Tuesday, April 24, 2012

11th Part

The hermit remembered his second burden on the way to the mountains. He'd begun to lose focus, to think only of finding the sea, but the little girl reminded him of his daughter, which reminded him of the mountain, which reminded him again of the young man with his strange request.

It became very important to the old man that he get rid of the second soul. There were fewer people on the road now, and fewer houses to the left or right, but whenever he met anyone he tried to cajole them or bribe them or beg them to take the weight off him.

"I can't go to the sea with this other soul on my back!" he'd cry, clinging to the strangers' shirts. Most of them looked concerned, but no one offered to help. It was his own damn fault, they thought, for taking such a heavy burden in the first place.

He began building fires at night, hoping indefinitely that they would bring help. Perhaps he expected ghosts to emerge, and like moths dance around his small blazes, offering to take what he could no longer carry, offering to relieve him of his unhallowed bundle.

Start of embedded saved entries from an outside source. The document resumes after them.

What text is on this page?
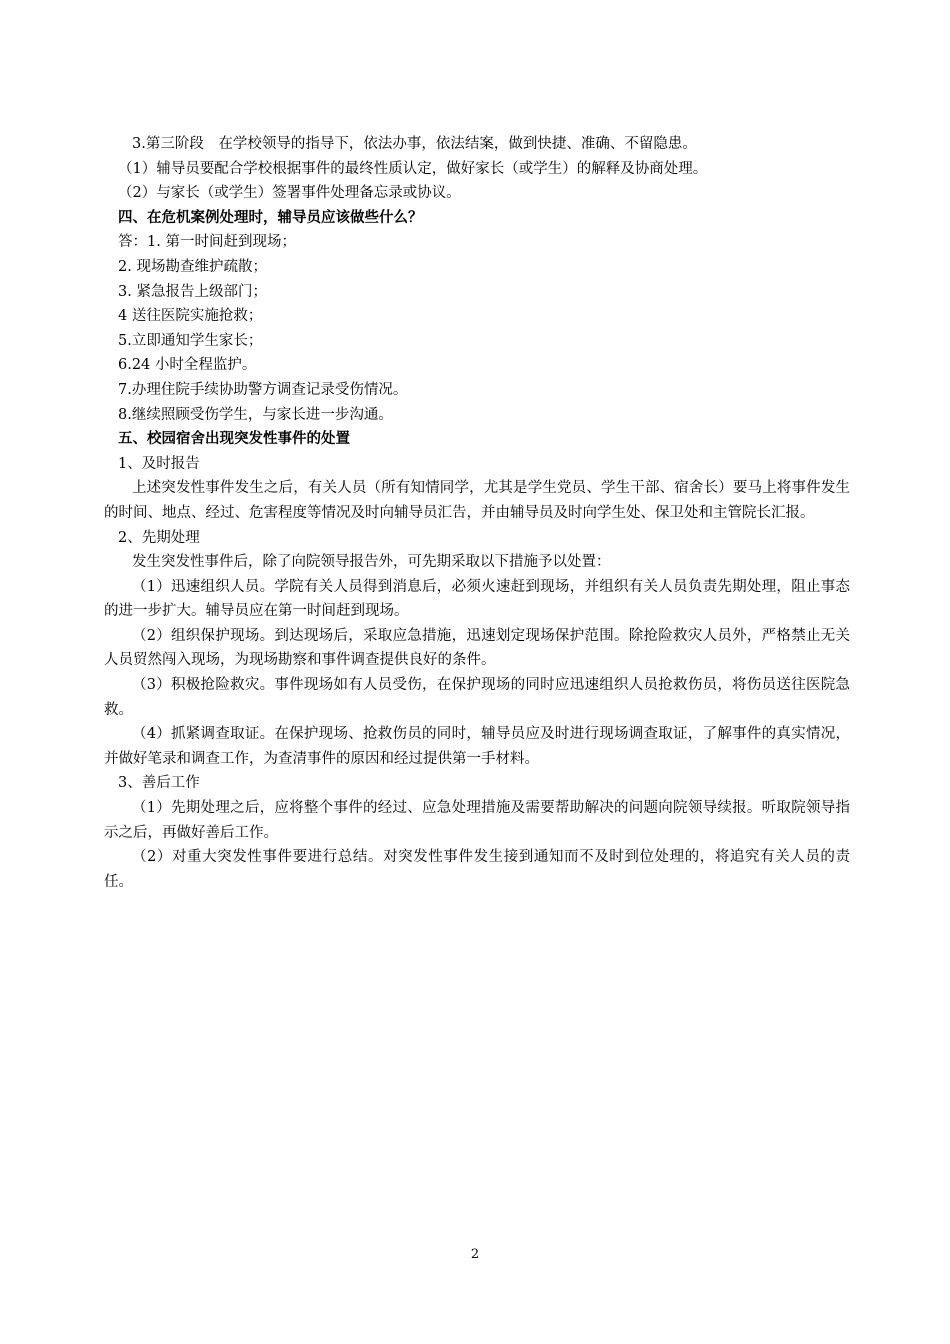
3.第三阶段　在学校领导的指导下，依法办事，依法结案，做到快捷、准确、不留隐患。
（1）辅导员要配合学校根据事件的最终性质认定，做好家长（或学生）的解释及协商处理。
（2）与家长（或学生）签署事件处理备忘录或协议。
四、在危机案例处理时，辅导员应该做些什么？
答：1. 第一时间赶到现场；
2. 现场勘查维护疏散；
3. 紧急报告上级部门；
4 送往医院实施抢救；
5.立即通知学生家长；
6.24 小时全程监护。
7.办理住院手续协助警方调查记录受伤情况。
8.继续照顾受伤学生，与家长进一步沟通。
五、校园宿舍出现突发性事件的处置
1、及时报告
上述突发性事件发生之后，有关人员（所有知情同学，尤其是学生党员、学生干部、宿舍长）要马上将事件发生的时间、地点、经过、危害程度等情况及时向辅导员汇告，并由辅导员及时向学生处、保卫处和主管院长汇报。
2、先期处理
发生突发性事件后，除了向院领导报告外，可先期采取以下措施予以处置：
（1）迅速组织人员。学院有关人员得到消息后，必须火速赶到现场，并组织有关人员负责先期处理，阻止事态的进一步扩大。辅导员应在第一时间赶到现场。
（2）组织保护现场。到达现场后，采取应急措施，迅速划定现场保护范围。除抢险救灾人员外，严格禁止无关人员贸然闯入现场，为现场勘察和事件调查提供良好的条件。
（3）积极抢险救灾。事件现场如有人员受伤，在保护现场的同时应迅速组织人员抢救伤员，将伤员送往医院急救。
（4）抓紧调查取证。在保护现场、抢救伤员的同时，辅导员应及时进行现场调查取证，了解事件的真实情况，并做好笔录和调查工作，为查清事件的原因和经过提供第一手材料。
3、善后工作
（1）先期处理之后，应将整个事件的经过、应急处理措施及需要帮助解决的问题向院领导续报。听取院领导指示之后，再做好善后工作。
（2）对重大突发性事件要进行总结。对突发性事件发生接到通知而不及时到位处理的，将追究有关人员的责任。
2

But no ghosts came, and no one would take the soul off his shoulders.

One night he tried to remove it himself. He took out his knife, and pared away at his shoulders until he was too tired and sore to keep at it. Eventually he had to bandage himself up and forget about losing the soul, abandon the project as a lost cause. It made him very sad, and very afraid, and yet there was nothing he could do about it.

So the mountains got bigger, and the man's hope of ridding himself of the soul became smaller, until he found himself climbing the mountain like a mountain goat in trousers whose sadness is that of two men, and whose head is full of fears and doubts and trouble.

He climbed and climbed and climbed, and eventually the sea filled his thoughts again, but he couldn't forget the young man's soul altogether as he'd done before. He could only hope the sea was strong enough to bear it and him toward another shore.